One of the highest risks of anticoagulation therapy is the unintended concurrent use of two heparin products (e.g., unfractionated and LMWH heparin), which has resulted in serious harm or death.11 The nurse must review the patient’s recent and current medication administration records before giving any heparin or LMWH product. Concomitant use of heparin or LMWH with warfarin is acceptable, especially for patients being transitioned from heparin to warfarin.
IV administration of heparin also requires careful attention. IV heparin should be administered only with an IV pump, and two RNS should check the bolus dose and the continuous IV dose.

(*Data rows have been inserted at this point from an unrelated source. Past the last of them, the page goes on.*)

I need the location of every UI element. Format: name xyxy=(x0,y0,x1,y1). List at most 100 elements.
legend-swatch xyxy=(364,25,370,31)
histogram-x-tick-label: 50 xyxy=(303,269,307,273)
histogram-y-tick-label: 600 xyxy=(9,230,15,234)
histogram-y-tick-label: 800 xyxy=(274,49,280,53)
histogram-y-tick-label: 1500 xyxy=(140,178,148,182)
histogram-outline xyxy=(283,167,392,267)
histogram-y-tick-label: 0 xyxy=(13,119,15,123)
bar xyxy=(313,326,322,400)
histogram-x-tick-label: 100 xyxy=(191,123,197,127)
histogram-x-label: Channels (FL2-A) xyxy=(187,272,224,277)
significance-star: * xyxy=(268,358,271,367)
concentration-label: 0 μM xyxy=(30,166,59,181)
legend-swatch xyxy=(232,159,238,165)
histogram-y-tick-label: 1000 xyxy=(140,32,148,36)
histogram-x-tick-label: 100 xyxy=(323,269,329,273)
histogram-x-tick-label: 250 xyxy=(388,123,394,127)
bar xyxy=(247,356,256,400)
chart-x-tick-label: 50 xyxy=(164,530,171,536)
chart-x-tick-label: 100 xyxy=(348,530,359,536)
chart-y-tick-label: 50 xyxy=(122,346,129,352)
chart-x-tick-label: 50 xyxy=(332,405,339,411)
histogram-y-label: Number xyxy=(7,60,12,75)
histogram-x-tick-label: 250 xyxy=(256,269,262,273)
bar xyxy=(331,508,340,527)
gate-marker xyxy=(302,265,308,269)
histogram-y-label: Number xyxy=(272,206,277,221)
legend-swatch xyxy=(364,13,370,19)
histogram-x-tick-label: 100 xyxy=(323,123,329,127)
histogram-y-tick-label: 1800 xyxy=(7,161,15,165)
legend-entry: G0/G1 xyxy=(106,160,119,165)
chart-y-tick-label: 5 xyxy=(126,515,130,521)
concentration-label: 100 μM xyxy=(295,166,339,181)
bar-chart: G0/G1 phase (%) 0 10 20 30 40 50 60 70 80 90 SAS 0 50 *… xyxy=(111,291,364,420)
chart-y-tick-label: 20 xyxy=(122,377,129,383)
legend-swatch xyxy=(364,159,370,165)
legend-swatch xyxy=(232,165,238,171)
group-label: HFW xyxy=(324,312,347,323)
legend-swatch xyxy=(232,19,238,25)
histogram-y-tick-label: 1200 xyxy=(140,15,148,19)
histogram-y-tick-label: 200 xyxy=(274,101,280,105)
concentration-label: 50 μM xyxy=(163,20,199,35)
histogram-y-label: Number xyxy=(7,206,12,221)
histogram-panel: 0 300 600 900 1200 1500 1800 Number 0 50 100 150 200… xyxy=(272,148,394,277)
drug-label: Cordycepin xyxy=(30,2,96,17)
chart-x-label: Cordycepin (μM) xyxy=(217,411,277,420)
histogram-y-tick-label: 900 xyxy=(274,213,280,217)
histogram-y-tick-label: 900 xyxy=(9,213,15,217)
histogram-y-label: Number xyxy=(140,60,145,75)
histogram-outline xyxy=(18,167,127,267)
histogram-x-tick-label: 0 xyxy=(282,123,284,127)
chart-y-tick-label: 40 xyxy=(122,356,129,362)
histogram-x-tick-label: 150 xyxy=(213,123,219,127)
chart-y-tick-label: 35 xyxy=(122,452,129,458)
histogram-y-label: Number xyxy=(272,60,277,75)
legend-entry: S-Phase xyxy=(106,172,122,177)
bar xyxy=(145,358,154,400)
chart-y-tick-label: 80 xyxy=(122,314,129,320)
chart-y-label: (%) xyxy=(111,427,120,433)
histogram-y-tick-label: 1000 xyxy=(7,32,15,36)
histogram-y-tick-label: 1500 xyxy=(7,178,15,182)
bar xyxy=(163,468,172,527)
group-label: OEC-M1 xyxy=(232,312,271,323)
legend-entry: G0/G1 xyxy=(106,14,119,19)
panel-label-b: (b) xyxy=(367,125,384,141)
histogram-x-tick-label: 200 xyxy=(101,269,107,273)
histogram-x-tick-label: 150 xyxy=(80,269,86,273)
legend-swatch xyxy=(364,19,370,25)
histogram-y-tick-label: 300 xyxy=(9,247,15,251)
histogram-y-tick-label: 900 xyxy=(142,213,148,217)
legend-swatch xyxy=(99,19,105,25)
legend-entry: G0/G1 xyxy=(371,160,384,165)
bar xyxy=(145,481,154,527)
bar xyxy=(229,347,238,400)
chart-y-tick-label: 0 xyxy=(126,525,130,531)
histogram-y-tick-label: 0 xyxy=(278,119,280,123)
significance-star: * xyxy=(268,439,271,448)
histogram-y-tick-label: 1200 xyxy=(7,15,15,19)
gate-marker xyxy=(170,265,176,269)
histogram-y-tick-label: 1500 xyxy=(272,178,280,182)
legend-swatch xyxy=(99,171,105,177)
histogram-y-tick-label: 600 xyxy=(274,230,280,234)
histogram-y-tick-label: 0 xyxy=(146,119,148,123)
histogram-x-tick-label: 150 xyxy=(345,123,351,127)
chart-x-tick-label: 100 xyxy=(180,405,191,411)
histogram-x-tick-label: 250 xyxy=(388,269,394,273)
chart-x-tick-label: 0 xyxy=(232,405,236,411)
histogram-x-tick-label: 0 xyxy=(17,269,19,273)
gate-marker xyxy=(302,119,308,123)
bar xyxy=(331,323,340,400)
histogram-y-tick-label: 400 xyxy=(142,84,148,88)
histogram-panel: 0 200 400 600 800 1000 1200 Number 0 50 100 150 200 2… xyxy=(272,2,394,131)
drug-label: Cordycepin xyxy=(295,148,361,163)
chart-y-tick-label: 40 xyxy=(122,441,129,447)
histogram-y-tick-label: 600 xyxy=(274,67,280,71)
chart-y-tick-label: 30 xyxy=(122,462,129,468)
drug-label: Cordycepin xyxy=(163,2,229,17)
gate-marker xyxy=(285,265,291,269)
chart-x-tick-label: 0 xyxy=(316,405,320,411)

Since heparin is available in various concentrations for varying uses, nurses need ensure that the proper concentration is used for anticoagulation. Bar code tracking of medications or two clinical verification processes can help prevent errors. Lab monitoring is important for all patients on anticoagulation, as outlined earlier.
Once patients are on an anticoagulation regimen, the nurse must assess them on a consistent basis for frank or occult bleeding, including gingival bleeding, epistaxis, ecchymosis, hematemesis, hematochezia, black tarry stools, or hematuria. A sudden drop in blood pressure, especially orthostatic hypotension, or in hematocrit may suggest bleeding. Continue to assess for thrombosis. Swelling in a unilateral extremity or increased pain in a leg may be secondary to the formation of a thrombus. As with all medication administration, continually evaluate patients for hypersensitivity to the anticoagulant, such as chills, fever, or hives (urticaria).15
All clear
Clear communication with all members of the healthcare team is important in caring for patients on anticoagulants, and patient safety systems enhance communication. A thorough medication reconciliation during the patient’s care will contribute to effective communication. In addition, all members of the healthcare team must know which patients are receiving anticoagulant therapy, especially those performing blood draws and placing peripheral and central invasive catheters. Additional pressure is needed for venipuncture and injection sites to prevent bleeding or hematoma. IM injections should be avoided.
Patient teaching about anticoagulants should begin at admission as providers assess DVT risk. Once therapy begins, patients should know why they are on anticoagulants and why they are so important for overall health. The nurse should explain potential adverse effects and instruct patients to report unusual bleeding or bruising. Patients and families benefit from understanding lab values monitored during hospitalization. Patients who understand the importance of DVT prophylaxis will be more apt to participate in nonpharmacologic approaches, such as frequent ambulation and use of pneumatic compression devices while in bed.
Educating patients on warfarin should begin well before discharge. Stress the importance of timely PT/INR draws and educate patients about food, medication, and herbal interactions. Advise patients to wear identification bracelets indicating they are on anticoagulant therapy.
As hospitals seek to avoid harm to patients from anticoagulation therapy, knowledgeable bedside clinicians will be important contributors to the safety processes that emerge.